3. The method as claimed in claim 2, in which only the playback channel corresponding to the channel indicated by the binary data is summed to the corresponding channel of the signal binauralised in the direct mixing step, the other rendering channel being of value. nothing.

The method of claim 1, wherein the monophonic signal is a channel-type signal directed to the stereophonic rendering engine, with the spatial position feedback information.

The method of claim 4, wherein the restitution spatial position information is interaural sound level difference (ILD) data.

The method of claim 1, wherein the monophonic signal is an object type signal associated with a set of playback parameters including the non-binauralization indication and the playback position information, the signal being directed to the stereophonic rendering engine with playback position information.

The method of claim 6, wherein the restitution spatial position information is azimuth angle data.

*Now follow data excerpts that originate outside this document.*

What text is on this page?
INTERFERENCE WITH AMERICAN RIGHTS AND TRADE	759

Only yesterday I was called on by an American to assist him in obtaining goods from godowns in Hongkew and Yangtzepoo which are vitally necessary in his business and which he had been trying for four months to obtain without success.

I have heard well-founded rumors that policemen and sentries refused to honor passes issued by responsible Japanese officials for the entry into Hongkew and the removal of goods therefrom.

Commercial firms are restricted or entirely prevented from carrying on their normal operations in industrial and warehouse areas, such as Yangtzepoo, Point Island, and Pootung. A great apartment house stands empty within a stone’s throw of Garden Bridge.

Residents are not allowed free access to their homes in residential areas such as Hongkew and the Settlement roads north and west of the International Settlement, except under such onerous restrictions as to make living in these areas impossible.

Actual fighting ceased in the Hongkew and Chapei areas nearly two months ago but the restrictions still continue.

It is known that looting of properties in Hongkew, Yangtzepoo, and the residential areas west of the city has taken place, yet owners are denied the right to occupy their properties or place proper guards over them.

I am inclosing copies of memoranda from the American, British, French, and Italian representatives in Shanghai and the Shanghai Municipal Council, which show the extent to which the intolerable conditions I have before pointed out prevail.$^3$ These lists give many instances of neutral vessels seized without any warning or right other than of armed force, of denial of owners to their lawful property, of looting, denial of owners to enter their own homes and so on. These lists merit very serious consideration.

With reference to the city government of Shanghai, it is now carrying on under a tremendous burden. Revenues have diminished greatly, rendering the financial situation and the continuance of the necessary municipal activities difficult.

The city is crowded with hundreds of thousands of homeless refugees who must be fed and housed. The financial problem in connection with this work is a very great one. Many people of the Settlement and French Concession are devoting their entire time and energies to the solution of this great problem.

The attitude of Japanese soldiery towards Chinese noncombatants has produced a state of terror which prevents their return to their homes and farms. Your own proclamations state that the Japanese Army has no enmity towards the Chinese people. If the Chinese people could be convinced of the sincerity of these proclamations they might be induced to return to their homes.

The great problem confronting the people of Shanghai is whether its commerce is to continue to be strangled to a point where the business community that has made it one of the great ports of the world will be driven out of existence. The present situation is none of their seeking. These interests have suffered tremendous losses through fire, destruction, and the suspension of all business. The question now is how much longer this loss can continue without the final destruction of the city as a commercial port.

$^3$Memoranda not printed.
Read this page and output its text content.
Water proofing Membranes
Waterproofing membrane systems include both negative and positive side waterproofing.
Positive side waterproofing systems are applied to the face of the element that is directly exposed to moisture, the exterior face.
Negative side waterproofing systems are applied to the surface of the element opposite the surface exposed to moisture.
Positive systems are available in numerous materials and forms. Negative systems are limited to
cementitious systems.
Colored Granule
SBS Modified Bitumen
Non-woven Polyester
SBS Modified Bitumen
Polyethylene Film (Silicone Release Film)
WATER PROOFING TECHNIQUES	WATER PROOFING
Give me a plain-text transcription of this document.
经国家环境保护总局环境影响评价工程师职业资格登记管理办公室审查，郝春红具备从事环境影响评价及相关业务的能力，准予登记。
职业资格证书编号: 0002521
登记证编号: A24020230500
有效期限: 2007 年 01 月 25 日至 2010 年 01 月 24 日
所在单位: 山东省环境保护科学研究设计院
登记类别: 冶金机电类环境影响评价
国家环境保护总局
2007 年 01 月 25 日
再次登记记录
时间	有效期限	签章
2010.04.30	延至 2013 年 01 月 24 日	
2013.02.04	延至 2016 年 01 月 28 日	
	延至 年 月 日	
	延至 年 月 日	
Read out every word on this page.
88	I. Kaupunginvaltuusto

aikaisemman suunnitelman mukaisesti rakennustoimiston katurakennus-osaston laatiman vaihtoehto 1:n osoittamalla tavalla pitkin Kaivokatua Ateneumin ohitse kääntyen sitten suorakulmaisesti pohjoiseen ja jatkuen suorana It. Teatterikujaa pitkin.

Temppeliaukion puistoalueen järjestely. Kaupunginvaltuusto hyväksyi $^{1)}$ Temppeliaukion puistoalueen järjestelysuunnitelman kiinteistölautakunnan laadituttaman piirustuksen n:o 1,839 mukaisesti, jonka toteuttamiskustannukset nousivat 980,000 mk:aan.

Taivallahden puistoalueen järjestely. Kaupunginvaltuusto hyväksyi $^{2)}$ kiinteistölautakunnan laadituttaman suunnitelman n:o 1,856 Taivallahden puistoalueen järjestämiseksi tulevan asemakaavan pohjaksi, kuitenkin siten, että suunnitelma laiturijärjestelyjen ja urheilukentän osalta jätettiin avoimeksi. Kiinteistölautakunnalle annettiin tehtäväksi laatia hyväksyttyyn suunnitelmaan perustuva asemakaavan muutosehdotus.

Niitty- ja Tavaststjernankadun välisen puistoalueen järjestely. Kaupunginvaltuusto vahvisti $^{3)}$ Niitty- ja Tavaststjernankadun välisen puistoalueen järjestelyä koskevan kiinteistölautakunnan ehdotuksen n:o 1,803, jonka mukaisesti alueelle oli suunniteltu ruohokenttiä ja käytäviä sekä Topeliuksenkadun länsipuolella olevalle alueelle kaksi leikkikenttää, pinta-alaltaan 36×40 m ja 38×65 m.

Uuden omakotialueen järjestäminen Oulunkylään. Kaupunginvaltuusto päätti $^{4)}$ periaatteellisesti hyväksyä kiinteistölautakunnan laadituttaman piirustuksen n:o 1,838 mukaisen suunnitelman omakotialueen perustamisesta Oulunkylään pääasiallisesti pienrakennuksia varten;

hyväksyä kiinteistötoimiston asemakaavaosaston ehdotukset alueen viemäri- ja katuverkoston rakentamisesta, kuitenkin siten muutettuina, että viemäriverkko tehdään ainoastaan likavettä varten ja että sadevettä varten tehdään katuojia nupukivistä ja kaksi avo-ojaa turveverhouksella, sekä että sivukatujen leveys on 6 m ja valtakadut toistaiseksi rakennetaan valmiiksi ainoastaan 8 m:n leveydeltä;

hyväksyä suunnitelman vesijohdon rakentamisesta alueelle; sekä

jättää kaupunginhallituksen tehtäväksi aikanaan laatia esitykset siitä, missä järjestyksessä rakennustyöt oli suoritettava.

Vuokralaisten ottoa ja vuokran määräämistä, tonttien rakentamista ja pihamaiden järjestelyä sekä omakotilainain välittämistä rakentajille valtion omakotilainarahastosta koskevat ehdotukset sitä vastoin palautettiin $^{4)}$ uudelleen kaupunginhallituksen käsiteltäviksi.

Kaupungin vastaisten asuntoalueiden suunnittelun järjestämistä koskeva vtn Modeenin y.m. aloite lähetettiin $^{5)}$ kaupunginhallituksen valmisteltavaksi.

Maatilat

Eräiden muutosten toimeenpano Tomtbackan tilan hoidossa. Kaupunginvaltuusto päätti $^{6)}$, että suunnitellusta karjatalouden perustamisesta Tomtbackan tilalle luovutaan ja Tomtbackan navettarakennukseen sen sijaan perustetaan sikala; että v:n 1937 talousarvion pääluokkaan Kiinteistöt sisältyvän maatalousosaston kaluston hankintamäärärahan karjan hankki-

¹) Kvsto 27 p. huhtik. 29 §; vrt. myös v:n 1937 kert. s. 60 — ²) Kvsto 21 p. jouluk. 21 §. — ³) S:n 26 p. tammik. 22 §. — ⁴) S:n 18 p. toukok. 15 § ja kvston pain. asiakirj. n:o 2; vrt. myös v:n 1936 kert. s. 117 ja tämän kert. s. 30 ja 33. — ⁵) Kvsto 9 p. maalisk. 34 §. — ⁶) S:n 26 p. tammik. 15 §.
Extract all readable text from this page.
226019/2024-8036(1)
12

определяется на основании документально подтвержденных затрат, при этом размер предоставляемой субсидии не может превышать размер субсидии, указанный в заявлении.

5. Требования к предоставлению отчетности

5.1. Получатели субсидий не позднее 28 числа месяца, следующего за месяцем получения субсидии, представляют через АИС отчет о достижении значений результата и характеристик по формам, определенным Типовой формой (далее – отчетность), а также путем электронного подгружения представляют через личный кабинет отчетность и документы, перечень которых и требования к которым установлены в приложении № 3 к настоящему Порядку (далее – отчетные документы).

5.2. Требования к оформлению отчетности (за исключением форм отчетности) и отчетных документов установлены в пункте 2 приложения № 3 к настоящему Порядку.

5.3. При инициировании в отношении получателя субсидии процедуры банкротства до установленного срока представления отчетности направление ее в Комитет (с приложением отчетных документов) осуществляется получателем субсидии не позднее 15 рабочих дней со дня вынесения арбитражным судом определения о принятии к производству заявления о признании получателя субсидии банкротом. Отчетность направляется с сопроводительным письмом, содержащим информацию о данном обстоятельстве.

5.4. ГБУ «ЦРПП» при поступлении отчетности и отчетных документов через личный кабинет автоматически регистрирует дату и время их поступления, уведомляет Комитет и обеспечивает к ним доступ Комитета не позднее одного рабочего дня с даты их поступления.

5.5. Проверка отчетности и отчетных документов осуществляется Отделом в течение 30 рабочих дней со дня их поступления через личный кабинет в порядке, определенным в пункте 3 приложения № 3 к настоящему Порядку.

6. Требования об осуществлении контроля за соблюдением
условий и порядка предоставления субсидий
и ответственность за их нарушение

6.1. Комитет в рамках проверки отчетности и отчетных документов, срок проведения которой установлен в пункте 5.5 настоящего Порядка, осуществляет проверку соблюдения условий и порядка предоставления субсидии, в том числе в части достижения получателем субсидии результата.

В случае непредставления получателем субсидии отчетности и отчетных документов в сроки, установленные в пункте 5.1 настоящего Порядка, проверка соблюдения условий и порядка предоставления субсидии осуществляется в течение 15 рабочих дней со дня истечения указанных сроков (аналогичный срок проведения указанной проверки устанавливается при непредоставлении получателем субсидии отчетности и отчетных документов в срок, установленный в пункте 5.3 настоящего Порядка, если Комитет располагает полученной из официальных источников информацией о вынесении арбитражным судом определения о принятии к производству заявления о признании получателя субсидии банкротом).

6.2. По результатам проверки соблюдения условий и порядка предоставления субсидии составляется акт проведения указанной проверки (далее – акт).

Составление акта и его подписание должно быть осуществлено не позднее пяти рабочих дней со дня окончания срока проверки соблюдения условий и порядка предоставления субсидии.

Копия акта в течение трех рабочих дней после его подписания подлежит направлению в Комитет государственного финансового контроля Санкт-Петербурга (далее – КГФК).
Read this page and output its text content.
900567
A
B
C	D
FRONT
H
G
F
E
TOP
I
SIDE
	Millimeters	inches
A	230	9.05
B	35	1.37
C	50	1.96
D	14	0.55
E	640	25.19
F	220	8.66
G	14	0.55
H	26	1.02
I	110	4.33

8. Device for processing an audio monophonic signal comprising a processing module for binauralization of decoded signals intended to be spatially reproduced by an audio headset, characterized in that it comprises:

 a detection module (330; 430) adapted to detect, in a data stream representative of the monophonic signal, an binaural non-processing indication associated with a restitution spatial position information; a redirection module (330, 430), in the case of a positive detection by the detection module, able to direct the decoded monophonic signal to a stereophonic rendering engine;

 a stereophonic rendering engine (331; 431) adapted to take position information into account to construct two rendering channels;

 a direct mixing module (340; 440) adapted to directly process the two reproduction channels by summing them with a binauralized signal from the binaural processing module (320; 420), to be rendered on the headphones.

9. Processing device according to claim 8, wherein the stereophonic rendering engine is integrated in the direct mixing module.

The apparatus of claim 8, wherein the monophonic signal is a channel-type signal and wherein the stereophonic rendering engine is integrated with a channel rendering engine which further provides playback channels for multi-channel signals.

Apparatus according to claim 8, wherein the monophonic signal is an object type signal and wherein the stereophonic rendering engine is integrated with an object rendering engine, further constructing rendering channels for monophonic signals associated with sets. restitution parameters.

12. Audio decoder comprising a processing device according to one of claims 8 to 11.

Computer program comprising code instructions for implementing the steps of the processing method according to one of claims 1 to 7, when these instructions are executed by a processor.

14. Storage medium, readable by a processor, storing a computer program comprising instructions for executing the treatment method according to one of claims 1 to 7.